She attributed her symptoms to a combination of lack of sleep and being out of shape. When she was younger she played tennis on the weekends, but recently she simply could not find the time. Her job was very demanding but was also very rewarding financially and personally. She decided to cut back on her hours and gave some of the day to day responsibilities of running the bank to her assistant. She continued to feel tired and started to feel a little short of breath when she walked. Another strange thing started to happen. Her ankles started to swell in the early afternoon. She wondered whether menopause was getting the better of her. She recently turned 52 and had been having hot flashes and episodes of sweating for the last few years without any explanation. One week ago she noticed a weird feeling in her chest. It wasn’t quite a pain; it was more of a discomfort, a kind of pressure. The feeling would occur sometimes when she was under extreme stress or when she walked up stairs. She now started to wonder whether this was more than menopause. She has never really been ill except for the occasional cold, and has never missed work because of an illness. Although she has never been really sick, she reflected on the fact that her father had a heart attack when he was 64. But that was of course because he smoke and drank heavily and did not take care of himself. She tried to remember when she had her last physical. It must have been about four years ago. Her doctor had said that her blood pressure was a little high and that her cholesterol was at ‘the borderline’, but her EKG was fine and that she had nothing to worry about. He gave her some advice about diet and exercise (nothing new there), and that was that. She did remember him saying that she should have followed up in six months to repeat her cholesterol and blood pressure, but she had become so busy that she had forgotten about the appointment. Now she needed to see him right away.
She was able to see him the following morning. He examined her carefully and performed an EKG in the office. Her blood pressure was elevated, 160/104, higher than four years ago. He remarked that the EKG looked a little different from the one he did four years ago. He was concerned about something called ‘ischemia’. Over time, he explained, something called plaque builds up in all the arteries, causing the artery to narrow over time. Sometimes, the plaque ruptures suddenly, causing the release of several chemicals that cause platelets (the blood cell that causes our blood to clot when we get a cut) to stick together. If enough of the platelets stick together, then a clot forms.

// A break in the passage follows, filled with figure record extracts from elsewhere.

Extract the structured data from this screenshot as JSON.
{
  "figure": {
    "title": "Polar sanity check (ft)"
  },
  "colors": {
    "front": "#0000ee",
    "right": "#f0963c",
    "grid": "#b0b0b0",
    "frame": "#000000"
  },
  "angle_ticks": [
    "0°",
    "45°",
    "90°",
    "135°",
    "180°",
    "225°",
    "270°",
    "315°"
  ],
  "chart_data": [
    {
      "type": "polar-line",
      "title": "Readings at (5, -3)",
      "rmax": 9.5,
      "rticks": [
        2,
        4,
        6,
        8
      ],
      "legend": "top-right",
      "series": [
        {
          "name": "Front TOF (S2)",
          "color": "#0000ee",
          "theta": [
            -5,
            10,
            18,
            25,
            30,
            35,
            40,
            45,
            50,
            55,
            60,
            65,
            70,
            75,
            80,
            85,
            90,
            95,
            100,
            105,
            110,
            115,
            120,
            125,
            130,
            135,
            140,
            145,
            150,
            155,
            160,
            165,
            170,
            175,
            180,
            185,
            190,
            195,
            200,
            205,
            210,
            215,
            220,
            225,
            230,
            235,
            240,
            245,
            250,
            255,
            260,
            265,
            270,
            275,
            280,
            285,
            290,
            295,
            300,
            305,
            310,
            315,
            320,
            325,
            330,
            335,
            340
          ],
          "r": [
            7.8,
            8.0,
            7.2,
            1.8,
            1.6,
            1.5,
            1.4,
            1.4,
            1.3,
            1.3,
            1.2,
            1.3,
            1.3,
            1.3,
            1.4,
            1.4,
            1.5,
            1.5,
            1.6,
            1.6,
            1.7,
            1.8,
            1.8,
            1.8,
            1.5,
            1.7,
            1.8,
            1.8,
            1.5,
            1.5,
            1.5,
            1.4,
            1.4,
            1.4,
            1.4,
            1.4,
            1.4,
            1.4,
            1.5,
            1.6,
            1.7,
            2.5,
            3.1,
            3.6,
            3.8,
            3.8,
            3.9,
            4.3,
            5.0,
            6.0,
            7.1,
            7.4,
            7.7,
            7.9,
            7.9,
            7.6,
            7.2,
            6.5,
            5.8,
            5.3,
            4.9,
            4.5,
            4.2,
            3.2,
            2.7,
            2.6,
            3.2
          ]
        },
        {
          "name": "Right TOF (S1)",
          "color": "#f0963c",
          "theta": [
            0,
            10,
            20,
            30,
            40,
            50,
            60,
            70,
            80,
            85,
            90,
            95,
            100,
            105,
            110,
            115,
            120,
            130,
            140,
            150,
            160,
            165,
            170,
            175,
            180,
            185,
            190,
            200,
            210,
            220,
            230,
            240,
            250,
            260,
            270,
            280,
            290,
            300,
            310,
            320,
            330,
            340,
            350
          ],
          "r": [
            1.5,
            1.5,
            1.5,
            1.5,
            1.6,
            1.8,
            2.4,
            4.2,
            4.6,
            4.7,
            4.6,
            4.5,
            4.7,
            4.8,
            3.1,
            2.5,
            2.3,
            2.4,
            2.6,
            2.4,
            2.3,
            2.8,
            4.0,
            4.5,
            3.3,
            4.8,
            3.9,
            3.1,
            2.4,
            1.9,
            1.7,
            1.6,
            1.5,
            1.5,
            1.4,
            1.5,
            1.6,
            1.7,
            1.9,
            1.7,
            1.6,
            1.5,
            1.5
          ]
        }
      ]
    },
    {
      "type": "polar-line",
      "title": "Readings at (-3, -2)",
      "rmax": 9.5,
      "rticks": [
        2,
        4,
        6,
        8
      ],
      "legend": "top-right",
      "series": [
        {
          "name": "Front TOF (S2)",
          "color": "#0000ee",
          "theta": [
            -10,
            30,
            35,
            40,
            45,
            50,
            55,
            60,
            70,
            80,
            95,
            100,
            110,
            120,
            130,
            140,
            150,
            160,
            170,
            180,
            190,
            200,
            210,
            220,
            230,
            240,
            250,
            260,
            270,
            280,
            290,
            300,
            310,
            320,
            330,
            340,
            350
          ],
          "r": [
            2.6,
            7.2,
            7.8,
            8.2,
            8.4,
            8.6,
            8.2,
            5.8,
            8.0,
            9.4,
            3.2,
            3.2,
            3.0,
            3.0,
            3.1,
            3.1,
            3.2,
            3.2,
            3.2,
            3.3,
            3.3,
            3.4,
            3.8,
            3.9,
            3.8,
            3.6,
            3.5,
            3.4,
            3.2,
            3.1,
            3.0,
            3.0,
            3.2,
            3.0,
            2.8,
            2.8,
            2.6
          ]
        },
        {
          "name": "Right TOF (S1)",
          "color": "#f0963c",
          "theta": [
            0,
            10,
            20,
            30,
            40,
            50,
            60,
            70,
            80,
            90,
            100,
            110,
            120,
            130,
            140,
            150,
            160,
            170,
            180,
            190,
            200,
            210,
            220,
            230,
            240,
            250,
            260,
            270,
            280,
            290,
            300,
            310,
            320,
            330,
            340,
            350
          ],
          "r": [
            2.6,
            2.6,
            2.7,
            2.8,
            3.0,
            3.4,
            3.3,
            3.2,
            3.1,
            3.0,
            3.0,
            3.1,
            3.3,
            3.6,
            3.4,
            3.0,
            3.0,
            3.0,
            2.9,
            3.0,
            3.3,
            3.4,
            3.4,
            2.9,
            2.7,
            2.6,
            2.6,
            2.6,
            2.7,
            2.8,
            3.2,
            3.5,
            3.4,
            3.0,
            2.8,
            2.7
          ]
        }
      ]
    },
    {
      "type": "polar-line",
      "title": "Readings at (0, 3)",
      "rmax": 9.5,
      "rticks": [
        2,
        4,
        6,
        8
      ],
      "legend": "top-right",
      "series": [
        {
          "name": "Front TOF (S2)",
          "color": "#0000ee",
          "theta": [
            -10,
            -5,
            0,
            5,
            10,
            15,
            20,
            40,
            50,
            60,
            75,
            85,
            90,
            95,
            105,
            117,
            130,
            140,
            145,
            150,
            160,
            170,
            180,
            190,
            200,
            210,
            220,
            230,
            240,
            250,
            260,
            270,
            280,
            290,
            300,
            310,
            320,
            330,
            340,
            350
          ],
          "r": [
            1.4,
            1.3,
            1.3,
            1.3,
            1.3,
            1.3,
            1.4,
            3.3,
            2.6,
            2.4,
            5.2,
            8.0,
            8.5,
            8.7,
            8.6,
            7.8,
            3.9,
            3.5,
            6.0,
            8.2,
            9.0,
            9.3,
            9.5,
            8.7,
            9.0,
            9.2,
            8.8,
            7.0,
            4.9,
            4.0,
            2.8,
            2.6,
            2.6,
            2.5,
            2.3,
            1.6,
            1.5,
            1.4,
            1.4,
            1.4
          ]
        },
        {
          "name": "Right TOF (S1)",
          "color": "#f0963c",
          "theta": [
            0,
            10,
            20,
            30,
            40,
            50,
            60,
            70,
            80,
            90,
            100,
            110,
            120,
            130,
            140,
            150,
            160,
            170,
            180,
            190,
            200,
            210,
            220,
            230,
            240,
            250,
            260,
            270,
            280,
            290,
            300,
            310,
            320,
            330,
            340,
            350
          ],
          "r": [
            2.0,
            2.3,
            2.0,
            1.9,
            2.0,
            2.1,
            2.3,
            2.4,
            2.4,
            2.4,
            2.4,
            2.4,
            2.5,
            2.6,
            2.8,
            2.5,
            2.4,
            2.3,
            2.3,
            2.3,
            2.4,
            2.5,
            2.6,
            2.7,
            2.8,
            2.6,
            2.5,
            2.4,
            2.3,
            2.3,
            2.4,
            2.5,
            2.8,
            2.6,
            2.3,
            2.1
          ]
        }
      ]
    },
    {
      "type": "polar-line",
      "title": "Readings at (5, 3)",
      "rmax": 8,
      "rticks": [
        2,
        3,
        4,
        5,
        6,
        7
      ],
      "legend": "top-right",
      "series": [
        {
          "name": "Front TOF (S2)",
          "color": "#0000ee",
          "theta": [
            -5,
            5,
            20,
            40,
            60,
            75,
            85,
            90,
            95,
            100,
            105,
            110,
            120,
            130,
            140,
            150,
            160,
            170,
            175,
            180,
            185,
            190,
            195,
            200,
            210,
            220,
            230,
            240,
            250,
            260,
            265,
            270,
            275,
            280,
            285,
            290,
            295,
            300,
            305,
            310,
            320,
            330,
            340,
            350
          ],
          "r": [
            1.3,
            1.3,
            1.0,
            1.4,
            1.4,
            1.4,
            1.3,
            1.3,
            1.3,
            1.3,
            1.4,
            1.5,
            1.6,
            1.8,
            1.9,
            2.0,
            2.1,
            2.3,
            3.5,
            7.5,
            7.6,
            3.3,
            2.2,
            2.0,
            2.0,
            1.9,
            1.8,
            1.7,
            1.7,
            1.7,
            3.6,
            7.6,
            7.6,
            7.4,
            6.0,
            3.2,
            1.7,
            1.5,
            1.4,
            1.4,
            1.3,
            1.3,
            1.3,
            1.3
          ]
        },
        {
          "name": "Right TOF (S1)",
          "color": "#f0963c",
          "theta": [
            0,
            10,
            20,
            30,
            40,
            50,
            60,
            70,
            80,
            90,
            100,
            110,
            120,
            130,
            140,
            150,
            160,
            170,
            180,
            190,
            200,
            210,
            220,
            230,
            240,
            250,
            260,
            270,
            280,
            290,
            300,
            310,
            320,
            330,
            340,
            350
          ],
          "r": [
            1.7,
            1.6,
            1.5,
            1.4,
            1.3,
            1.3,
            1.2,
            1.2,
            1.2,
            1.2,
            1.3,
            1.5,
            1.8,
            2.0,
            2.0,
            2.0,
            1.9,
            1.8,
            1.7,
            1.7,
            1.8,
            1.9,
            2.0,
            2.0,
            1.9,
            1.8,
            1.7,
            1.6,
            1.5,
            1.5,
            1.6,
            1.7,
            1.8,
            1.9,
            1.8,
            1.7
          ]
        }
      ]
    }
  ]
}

The clot blocks the artery completely, causing a part of the heart muscle to die (no blood flow, no life). That is what happens when you get a heart attack. He explained to her that her episodes of chest pain could be angina (decreased blood flow in the heart resulting in pain) and that she was right to heed the warning that her body was sending her. Now she was really frightened.
He said that because her chest pain was occurring so frequently, he felt that it was best to have her checked into the hospital to get her heart fully evaluated. That evening she was admitted to the hospital. She was given aspirin (to prevent the platelets from sticking together) and blood pressure medicines. Her cholesterol was found to be high and she was started on a type of medicine called a statin (she had seen the ads on TV). She had a stress test the following morning. She walked on a treadmill for a few minutes (putting her heart under stress) while the specialist compared her heart function at rest to her heart function at the increased heart rate. Her stress test was negative, which meant that she did not have a severe blockage of any of the major blood vessels of the heart. The doctor in the hospital explained that she likely had significant plaque formation in her heart vessels, despite the negative stress test. He recommended that she be very careful about her diet. He advised her to decrease her meat intake substantially and to have five servings of vegetables per day. He wanted her to have salmon once or twice per week to enhance her level of omega 3 fatty acids which would be beneficial in fighting inflammation. She was curious about this inflammation. She received no treatment for an infection and so wasn’t sure why the doctor was now talking to her about inflammation. The doctor explained that inflammation referred to the accumulation of certain type of cells within the plaque and that the plaque would be more likely to rupture if there was inflammation. If the plaque were to rupture, then her risk of developing a heart attack would be very high. He told her that the cholesterol medication may also help to lower the level of inflammation in her body. She had one last question: would she have to stay on these medicines forever? “That depends”, he said. “If you work really hard with the diet and exercise, your doctor may be able to gradually reduce these medicines”. For now, she should stay on the meds until she saw her primary care doctor. She was now feeling much better, and resolved to do a better job of taking care of her heart.